The doctor, who is single, said she worried about the future even though she knew there were preventive measures to ensure a healthy pregnancy.
“Diabetics can create a risk of having abnormal babies in terms of neural-tube defect, but that can be avoided by having the sufficient amount of folic acid [and controlling your insulin levels],” she said.
Jamal Salem, 30, an Emirati, admits he would not easily say yes to a prospective wife with diabetes.
“Honestly, I wouldn’t voluntarily go for a woman with diabetes,” Mr Salem said. “But if I found out that happens to be the case, I would not accept or reject her until I was sure of the consequences … whether it would affect her abilities to be responsible for a family or not.”
But M S, 29, a Palestinian, said: “If I dated the person for a while before we got married and loved her enough to marry her, then I’d love her enough to take care of her whether she is diabetic or not.
“But if it was an arranged marriage I’d probably look for someone healthier.”
Alaa Elhag, 27, a Sudanese woman with Type-1 diabetes, would like to see support groups for diabetics to help to erase some of the misconceptions.
“My fiance once expressed concerns about the fact that I’m diabetic,” Ms Elhag said. “That was the reason why he keep postponing the wedding discussions.
“Even though his family clearly said they didn’t have a problem with it, he was worried about future responsibilities if any complications might come up.
“Diabetics need to be in touch with each other and be more confident about their condition.
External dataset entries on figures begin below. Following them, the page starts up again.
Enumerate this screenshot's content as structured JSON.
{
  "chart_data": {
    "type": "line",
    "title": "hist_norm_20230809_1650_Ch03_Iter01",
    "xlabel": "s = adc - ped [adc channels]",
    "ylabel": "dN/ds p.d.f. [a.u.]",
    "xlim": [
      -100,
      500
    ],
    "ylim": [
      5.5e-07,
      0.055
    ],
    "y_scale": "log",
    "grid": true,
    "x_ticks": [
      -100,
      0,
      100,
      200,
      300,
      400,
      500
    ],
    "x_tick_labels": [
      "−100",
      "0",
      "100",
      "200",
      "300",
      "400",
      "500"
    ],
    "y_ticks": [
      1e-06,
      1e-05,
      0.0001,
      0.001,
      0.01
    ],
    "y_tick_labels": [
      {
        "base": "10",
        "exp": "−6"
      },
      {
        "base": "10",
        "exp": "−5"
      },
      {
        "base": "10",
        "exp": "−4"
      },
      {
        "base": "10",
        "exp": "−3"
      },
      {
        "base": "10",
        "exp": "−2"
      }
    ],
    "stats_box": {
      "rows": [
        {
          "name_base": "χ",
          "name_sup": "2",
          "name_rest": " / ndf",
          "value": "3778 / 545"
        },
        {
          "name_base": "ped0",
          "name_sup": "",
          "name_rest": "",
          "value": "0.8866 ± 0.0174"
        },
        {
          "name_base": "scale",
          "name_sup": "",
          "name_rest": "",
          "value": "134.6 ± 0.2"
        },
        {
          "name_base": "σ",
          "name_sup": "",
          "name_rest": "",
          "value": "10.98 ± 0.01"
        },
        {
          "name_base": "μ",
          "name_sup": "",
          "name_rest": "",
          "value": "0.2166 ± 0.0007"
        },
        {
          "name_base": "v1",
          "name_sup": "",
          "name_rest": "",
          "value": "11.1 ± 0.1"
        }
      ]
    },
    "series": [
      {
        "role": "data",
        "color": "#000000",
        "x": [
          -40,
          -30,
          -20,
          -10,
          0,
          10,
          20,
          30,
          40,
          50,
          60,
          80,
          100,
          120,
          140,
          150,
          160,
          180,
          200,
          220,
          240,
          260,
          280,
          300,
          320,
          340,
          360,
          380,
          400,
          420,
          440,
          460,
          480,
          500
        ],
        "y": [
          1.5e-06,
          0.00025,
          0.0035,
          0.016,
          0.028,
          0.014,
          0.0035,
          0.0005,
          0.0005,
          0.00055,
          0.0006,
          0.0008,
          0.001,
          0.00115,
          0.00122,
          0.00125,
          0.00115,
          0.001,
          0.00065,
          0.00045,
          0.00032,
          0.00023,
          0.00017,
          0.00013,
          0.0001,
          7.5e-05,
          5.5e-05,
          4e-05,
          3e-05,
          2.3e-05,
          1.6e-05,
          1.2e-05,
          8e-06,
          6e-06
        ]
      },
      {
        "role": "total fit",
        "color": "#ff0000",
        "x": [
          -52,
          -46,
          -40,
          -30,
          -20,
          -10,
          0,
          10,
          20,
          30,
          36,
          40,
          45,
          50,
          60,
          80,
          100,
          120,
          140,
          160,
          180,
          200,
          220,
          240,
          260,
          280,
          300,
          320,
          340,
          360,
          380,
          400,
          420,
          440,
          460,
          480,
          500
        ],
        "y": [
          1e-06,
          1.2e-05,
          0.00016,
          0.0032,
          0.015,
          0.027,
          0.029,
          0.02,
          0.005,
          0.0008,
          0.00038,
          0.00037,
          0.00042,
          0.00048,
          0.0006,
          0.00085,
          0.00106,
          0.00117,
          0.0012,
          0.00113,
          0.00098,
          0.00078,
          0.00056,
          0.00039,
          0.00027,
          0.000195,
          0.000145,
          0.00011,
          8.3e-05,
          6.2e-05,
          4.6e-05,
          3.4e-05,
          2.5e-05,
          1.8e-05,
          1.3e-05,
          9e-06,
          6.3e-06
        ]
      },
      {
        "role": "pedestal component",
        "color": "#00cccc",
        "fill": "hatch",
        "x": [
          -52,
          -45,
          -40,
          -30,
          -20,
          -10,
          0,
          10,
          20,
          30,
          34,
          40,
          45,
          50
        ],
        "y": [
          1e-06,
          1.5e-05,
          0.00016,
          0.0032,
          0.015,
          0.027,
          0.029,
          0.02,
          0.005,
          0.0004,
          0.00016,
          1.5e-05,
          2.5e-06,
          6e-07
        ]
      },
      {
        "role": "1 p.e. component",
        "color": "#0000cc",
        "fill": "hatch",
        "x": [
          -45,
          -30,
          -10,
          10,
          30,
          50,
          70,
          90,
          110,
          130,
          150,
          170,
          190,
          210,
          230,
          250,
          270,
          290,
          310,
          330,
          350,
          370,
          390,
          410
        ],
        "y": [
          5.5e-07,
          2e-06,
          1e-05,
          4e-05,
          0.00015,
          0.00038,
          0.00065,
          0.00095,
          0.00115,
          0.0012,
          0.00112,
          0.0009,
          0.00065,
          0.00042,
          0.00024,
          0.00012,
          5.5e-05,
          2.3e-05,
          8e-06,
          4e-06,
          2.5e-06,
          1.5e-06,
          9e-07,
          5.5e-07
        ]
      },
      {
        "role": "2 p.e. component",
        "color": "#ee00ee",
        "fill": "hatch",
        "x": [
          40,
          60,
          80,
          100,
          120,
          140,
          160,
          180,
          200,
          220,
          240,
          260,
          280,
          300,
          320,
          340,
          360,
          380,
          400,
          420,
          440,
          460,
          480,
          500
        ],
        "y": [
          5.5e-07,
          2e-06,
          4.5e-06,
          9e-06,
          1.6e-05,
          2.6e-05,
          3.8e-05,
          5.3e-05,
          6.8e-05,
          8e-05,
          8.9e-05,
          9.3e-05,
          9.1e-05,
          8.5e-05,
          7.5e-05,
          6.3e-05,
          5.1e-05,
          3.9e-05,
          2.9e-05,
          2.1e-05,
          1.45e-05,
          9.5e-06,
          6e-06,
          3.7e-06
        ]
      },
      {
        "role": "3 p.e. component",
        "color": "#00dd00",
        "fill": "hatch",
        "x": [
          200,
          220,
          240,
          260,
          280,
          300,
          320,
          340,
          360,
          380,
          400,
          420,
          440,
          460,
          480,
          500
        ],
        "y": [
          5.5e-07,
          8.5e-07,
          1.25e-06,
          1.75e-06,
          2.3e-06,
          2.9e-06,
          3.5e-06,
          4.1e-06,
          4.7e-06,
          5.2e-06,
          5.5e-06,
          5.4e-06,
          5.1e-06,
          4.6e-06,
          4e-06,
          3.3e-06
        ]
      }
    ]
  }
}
We function like normal women. We can be good wives and produce healthy children.”
Fatma Salim, 29, said her decision to marry a diabetic man would depend on the severity of the condition.
“I have my children to think about,” the Emirati said. “But then again, I’d put myself in his shoes: having been rejected, or even thinking how it would feel if my brother [God forbid] was being constantly rejected because of his diabetic condition. I’d have to weigh it all and decide.”
The matchmaker Mariam added: “Where there is love and morals, it will break any barrier a disease may cause.”